Ahh, the old “faith is belief without evidence” line — where have I heard that one before? Sigh. It’s sad to see bright people fall face-down into this kind of intellectual porridge (not too hot, not too cold), this mental miasma whose sweet aroma is seductive but deadly to true philosophical integrity. A nice, easy comfortable generalization, this — salving the spirit while deadening the soul.
Now, don’t get me wrong: there’s lots of religions out there on pretty thin ice when it comes to providing solid evidence that their beliefs are at least reasonable. If you’re a Mormon, for example, you need to get past Joseph Smith’s scams and skills as a con-man, well-documented by a (former) Mormon historian, as well as the absolute dearth of archaeological evidence for the battles and civilizations depicted in the Book of Mormon. If you’re a Scientologist or New Ager, well, abandon all hope of finding objective evidence supporting belief in these religions which revolve in the far outer orbits of reality. In fact, when you get to the heart of most religions, there is a large central core of belief which cannot be objectively substantiated, whether it be reincarnation, or ancestor worship, or animism, or pantheism, or the fevered prophetic mutterings of Mohammad.
Then you come to Christianity.
And that sucking sound you hear is your comfortable smugness being swallowed up by evidential quicksand.
You find — if you are willing to look — a real man in history, acknowledged by even his pagan detractors as someone worshiped by his followers as God and reported to have been raised from the dead. You find an enormous body of ancient literature, preserved with uncanny accuracy unmatched by any other ancient texts, written by eyewitnesses whose accounts depict extraordinary events, while displaying their first-person storytellers in a harsh light utterly inconsistent with mythical generation. You find an abundance of archaeological evidence confirming many of its story characters and otherwise-obscure ancient places and customs.
And you find an empty tomb with no good explanation save that proffered by those who then saw him in the flesh: that his His claims could not be ignored, and that we would no longer have the luxury of dismissing Him and His followers as just another “belief without evidence.”
Of course, the Goddess is free to believe as she chooses, as we all are. But to dismiss such evidence out of hand, and posit in its stead a world where we can by denying it “start living rationally,” is, well, irrational, and does not demonstrate true intellectual integrity.
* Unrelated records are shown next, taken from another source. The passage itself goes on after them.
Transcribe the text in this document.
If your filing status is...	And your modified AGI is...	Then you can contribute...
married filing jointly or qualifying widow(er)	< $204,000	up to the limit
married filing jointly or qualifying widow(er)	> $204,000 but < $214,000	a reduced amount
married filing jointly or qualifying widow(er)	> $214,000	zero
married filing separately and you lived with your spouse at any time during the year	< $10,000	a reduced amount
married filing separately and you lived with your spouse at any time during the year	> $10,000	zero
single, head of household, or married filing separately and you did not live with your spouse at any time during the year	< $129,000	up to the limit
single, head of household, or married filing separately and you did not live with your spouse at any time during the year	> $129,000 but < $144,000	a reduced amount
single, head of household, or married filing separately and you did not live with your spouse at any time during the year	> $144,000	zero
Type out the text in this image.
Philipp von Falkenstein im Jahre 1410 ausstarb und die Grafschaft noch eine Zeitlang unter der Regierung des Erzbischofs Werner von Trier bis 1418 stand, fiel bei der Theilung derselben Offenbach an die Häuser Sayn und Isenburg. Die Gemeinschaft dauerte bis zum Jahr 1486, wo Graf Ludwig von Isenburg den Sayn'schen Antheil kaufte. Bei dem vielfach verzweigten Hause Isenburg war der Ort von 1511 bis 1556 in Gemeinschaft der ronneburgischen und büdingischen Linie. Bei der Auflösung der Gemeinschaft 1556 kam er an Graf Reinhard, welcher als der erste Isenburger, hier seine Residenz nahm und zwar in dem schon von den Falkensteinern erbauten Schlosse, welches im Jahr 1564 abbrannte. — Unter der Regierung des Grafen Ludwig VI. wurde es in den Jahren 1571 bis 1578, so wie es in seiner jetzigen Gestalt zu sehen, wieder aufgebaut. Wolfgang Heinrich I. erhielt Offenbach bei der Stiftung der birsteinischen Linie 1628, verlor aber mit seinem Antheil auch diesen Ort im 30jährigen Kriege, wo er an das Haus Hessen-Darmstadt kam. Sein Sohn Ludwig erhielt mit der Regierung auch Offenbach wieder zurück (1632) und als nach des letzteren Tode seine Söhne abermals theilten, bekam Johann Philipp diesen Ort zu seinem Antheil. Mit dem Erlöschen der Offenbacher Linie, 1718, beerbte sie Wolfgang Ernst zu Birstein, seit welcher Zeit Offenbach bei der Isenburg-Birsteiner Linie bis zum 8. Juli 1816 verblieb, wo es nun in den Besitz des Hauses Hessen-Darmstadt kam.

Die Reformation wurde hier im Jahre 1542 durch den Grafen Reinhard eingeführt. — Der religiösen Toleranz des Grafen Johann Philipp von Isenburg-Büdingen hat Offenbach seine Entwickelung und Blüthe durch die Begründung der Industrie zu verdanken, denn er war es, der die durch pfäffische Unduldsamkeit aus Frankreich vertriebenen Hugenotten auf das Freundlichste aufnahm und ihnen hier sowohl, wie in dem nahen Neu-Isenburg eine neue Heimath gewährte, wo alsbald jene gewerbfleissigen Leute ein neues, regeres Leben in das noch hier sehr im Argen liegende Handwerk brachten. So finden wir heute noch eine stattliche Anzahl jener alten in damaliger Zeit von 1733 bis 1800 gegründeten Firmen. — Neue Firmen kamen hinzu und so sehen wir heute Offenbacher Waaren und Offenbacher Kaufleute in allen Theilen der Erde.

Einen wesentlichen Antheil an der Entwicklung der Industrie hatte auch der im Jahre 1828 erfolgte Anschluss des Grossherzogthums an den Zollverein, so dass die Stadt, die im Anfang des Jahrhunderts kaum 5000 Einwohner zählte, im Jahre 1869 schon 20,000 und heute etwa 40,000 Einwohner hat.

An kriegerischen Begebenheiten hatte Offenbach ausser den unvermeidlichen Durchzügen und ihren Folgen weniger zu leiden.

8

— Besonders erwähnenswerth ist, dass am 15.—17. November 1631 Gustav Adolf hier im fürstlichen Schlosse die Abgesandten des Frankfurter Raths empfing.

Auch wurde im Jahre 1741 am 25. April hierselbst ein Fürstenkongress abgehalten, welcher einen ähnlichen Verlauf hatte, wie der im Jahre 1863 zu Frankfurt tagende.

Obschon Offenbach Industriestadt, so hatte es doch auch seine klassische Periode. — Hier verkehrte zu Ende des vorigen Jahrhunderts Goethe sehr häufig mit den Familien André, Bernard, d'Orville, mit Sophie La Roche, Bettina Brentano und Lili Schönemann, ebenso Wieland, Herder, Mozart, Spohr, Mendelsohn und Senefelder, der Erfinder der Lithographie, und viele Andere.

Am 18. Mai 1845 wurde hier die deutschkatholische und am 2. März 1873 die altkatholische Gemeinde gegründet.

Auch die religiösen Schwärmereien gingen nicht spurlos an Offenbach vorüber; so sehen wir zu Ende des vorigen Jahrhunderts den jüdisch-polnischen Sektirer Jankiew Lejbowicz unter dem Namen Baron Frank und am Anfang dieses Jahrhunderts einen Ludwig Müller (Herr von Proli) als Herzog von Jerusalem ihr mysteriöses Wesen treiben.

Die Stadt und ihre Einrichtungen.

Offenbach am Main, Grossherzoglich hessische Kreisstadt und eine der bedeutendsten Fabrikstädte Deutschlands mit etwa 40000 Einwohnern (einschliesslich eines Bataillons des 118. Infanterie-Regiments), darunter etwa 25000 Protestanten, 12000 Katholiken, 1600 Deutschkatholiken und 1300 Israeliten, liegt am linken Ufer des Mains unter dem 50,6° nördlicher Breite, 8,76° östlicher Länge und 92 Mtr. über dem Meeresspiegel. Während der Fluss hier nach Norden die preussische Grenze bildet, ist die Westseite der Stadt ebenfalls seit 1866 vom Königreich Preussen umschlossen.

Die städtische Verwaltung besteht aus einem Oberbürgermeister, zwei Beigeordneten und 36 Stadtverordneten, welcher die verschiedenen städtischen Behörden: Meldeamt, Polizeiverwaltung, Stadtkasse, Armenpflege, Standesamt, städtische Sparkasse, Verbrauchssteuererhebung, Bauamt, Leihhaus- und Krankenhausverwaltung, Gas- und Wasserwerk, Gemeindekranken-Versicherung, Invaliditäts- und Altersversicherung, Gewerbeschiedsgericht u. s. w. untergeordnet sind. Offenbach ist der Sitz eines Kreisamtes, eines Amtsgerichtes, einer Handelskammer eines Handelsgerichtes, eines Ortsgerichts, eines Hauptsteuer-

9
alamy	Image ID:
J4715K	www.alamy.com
A common shorthand used by physicians when documenting a physical exam finding or lab result is “WNL”, meaning “Within normal limits.” We had a standing joke in my medical residency for those would document things they had never actually examined — “WNL” meant “We never looked.” And it likewise describes perfectly our modern skeptics who dismiss all religion as foolish, irrational fantasy. Some of it surely is — but being half-right means you’re all wrong. There is a price to pay for examining the evidence for Christ and the claims of Christianity, a price many are unwilling to pay: if you tackle this pursuit honestly and objectively, it will likely cost you your life.
But then, someone famous once said, “He who loses his life for My sake, will gain it.”
In my experience, it’s the best deal I’ve ever gotten. And that’s my advice to Amy.